Cation exchange chromatography on a monodisperse 3 µm particle enables extensive analytical similarity assessment of biosimilars.

Biosimilarity assessment requires extensive characterization and comparability exercises to investigate product quality attributes of an originator product and its potential biosimilar(s) and to highlight any differences between them. Performing a thorough comparison allows a shortened approval path, which also eliminates lengthy and expensive clinical trials, ensuring comparable product quality and efficacy but at lower drug prices. The wide variety of analytical methods available for biosimilar assessment ranges from biological to analytical assays, each providing orthogonal information to fully characterize biosimilar candidates.
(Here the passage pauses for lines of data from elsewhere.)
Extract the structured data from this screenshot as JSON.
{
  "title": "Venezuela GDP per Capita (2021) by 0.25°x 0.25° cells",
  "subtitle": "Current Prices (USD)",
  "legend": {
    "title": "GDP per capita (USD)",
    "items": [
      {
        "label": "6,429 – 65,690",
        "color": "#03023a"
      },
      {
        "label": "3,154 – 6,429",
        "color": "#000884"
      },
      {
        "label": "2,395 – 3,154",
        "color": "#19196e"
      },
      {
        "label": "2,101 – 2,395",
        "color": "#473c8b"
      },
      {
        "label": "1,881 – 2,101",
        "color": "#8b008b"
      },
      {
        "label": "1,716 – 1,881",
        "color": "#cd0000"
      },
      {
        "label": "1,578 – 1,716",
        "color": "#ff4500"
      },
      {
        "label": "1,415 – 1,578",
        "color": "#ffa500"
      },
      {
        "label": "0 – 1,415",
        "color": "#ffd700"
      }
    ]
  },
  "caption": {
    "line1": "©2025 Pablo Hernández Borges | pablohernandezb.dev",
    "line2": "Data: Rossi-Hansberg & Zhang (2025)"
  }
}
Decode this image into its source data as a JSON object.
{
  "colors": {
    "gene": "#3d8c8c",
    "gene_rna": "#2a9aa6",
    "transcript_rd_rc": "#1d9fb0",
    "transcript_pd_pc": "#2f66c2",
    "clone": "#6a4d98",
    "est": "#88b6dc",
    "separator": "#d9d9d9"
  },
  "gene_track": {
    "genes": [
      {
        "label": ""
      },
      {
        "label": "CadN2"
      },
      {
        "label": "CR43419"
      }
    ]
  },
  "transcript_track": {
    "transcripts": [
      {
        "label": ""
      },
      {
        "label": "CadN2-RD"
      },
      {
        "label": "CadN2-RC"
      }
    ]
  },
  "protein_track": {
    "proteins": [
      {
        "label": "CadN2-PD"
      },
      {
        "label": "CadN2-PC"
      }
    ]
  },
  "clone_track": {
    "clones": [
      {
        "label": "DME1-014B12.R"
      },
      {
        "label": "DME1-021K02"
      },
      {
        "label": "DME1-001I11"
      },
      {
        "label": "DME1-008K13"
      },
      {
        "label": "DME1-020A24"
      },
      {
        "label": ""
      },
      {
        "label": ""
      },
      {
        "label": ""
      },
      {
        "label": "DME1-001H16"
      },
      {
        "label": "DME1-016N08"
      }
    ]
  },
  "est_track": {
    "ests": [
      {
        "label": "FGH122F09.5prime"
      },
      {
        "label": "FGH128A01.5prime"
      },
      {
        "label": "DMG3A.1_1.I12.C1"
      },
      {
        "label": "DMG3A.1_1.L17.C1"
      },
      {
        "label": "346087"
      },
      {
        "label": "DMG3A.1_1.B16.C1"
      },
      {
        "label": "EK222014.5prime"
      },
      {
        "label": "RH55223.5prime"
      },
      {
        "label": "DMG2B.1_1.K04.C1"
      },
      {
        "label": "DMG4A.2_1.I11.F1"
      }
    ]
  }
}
Intact native mass spectrometry (MS) has been shown to be an excellent tool for detection and monitoring of important quality attributes such as N-glycosylation, deamidation, sequence truncation and higher order structures. When combined with efficient upfront separation methods, simplification of the proteoform heterogeneity and associated complexity prior to MS analysis can be achieved. Native mass spectrometry can provide robust and accurate results within short analysis times and requires minimal sample preparation. In this study we report the use of a monodisperse strong cation exchange chromatography phase hyphenated with Orbitrap mass spectrometry (SCX-MS) to compare the best-selling biopharmaceutical product Humira® with 7 commercially approved biosimilar products. SCX-MS analysis allowed for the identification of previously described as well as so far unreported proteoforms and their relative quantitation across all samples, revealing differences in N-glycosylation and lysine truncation, as well as unique features for some products such as sialylation and N-terminal clipping. SCX-MS analysis, powered by a highly efficient separation column, enabled deep and efficient analytical comparison of biosimilar products.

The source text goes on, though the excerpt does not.